Add support for combined image and text embeddings using CLIP

Question

Add support for combined image and text embeddings using CLIP

prmaxim opened this issue 4 months ago · comments

Description

We use CLIP for product recommendations in e-commerce. By generating two vectors (image + name) and then adding the concatenated result to the TS embedding field, we get more accurate recommendations than with image embedding alone.

The CLIP API allows requests for multiple fields and returns an array of embeddings back:
[[image embedding], [text embedding]]

TS now natively supports CLIP for image embeddings, but doesn't allow to create embeddings from multiple fields.

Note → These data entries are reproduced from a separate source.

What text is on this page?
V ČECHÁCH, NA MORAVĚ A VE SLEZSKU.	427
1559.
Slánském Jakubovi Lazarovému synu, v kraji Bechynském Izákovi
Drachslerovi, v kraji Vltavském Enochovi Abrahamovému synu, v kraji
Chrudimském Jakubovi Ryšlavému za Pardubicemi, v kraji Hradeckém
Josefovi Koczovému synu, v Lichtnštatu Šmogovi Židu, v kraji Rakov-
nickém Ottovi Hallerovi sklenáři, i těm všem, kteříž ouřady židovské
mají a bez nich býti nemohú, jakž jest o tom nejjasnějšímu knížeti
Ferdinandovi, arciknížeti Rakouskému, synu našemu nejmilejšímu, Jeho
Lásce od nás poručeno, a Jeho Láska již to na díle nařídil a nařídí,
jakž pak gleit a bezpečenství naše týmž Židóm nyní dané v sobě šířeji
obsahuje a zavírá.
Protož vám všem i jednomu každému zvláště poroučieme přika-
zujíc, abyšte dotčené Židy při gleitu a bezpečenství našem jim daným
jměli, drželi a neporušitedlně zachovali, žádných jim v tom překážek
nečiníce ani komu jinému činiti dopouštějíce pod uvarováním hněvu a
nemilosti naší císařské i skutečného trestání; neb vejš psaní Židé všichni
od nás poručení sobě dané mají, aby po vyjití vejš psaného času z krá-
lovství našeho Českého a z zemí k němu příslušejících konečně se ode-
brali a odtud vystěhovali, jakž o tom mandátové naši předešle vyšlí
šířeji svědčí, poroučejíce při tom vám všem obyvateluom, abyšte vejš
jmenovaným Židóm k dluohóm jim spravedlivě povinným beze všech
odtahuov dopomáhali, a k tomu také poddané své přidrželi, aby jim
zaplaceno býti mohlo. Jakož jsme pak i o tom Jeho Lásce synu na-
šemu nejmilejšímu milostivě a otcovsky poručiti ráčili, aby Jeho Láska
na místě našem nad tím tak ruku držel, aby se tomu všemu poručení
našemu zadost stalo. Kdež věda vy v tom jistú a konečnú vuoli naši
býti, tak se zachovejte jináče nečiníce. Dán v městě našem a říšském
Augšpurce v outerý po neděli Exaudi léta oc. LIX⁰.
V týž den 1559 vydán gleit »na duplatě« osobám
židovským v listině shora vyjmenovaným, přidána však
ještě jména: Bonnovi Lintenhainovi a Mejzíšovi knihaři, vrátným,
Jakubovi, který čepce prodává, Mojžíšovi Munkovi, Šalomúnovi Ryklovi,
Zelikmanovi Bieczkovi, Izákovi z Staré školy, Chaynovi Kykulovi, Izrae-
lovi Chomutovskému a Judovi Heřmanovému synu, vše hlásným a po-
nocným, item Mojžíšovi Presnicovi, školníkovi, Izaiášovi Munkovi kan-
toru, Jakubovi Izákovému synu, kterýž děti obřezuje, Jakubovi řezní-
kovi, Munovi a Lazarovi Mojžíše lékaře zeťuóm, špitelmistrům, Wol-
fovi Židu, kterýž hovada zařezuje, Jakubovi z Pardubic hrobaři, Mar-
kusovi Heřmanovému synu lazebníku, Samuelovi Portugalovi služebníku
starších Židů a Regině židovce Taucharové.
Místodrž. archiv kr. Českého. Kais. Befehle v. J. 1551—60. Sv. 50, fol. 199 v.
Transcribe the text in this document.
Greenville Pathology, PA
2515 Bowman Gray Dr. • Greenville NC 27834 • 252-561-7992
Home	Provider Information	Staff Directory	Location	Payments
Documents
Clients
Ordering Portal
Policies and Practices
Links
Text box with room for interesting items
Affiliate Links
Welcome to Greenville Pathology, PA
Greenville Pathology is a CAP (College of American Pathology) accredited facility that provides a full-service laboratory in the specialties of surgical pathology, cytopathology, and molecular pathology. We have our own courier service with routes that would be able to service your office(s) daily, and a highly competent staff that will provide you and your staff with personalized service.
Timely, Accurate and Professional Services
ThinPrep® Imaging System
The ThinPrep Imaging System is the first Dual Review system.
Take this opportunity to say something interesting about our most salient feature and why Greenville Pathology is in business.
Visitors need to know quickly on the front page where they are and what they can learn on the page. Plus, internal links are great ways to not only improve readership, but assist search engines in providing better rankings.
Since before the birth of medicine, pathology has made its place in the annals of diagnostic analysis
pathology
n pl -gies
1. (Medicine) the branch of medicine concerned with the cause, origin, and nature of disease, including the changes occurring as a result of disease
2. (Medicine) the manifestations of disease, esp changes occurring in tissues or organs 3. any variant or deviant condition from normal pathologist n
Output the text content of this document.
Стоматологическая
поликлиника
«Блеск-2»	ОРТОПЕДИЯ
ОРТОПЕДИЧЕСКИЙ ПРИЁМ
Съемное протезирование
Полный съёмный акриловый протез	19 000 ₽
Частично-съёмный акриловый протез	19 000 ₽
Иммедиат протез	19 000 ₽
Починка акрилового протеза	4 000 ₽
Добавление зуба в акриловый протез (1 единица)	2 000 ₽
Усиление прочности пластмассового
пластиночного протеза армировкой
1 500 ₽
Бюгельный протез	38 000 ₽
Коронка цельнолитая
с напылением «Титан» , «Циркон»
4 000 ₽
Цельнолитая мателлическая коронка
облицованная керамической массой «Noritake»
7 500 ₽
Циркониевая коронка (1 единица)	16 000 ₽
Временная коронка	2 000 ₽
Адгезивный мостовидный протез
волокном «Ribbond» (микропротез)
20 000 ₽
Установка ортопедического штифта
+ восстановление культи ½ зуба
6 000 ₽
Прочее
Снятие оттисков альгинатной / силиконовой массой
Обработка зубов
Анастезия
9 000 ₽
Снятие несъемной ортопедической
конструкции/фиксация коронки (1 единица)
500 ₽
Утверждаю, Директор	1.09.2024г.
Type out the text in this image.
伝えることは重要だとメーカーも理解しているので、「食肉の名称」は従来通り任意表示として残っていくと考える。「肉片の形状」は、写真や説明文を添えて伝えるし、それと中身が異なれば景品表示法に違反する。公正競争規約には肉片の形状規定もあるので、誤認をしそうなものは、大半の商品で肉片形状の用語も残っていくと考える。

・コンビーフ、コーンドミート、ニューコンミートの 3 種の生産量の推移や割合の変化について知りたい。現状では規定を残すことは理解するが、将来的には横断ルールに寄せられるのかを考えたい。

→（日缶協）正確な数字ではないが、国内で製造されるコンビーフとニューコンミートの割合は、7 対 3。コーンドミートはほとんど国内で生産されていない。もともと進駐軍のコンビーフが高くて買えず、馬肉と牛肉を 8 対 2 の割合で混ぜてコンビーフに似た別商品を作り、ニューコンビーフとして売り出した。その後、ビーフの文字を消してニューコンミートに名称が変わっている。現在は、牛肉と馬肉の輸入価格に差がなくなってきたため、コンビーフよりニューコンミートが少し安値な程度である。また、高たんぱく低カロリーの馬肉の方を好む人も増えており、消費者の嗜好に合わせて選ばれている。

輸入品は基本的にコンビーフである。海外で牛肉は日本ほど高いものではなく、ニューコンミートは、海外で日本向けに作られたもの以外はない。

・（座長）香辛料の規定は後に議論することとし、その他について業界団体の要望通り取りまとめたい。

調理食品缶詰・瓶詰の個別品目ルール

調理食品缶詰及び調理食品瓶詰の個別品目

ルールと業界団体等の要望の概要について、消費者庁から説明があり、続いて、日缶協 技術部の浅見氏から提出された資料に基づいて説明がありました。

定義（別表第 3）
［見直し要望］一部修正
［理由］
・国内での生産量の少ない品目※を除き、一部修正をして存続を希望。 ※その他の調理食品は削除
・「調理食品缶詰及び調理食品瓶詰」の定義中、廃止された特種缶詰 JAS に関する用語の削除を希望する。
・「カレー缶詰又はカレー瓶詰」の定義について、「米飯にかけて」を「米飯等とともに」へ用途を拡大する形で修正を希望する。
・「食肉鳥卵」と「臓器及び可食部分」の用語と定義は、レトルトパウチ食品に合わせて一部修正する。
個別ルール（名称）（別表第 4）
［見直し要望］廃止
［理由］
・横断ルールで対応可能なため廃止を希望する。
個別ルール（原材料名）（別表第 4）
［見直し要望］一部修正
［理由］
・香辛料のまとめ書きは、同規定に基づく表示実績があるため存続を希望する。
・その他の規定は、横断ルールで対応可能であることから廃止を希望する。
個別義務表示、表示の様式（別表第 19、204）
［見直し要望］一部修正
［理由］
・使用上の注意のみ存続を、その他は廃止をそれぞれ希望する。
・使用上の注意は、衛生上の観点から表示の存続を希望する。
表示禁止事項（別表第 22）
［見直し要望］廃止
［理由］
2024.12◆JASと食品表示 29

Note: the issue #1291 looks broader and covers this specific issue of combining CLIP embeddings.

Steps to reproduce

Create a collection with an image and text fields:

{
  "name": "Images",
  "fields": [
    {
      "name": "name",
      "type": "string"
    },
    {
      "name": "image",
      "type": "image",
      "store": false
    },
    {
      "name": "embedding",
      "type": "float[]",
      "embed": {
        "from": [
          "image",
          "name"
        ],
        "model_config": {
          "model_name": "ts/clip-vit-b-p32"
        }
      }
    }
  ]
}

Actual Behavior

Error: Only one field can be used in the embed.from property of an embed field when embedding from an image field.

Metadata

Typesense Version: 0.26.0.rc58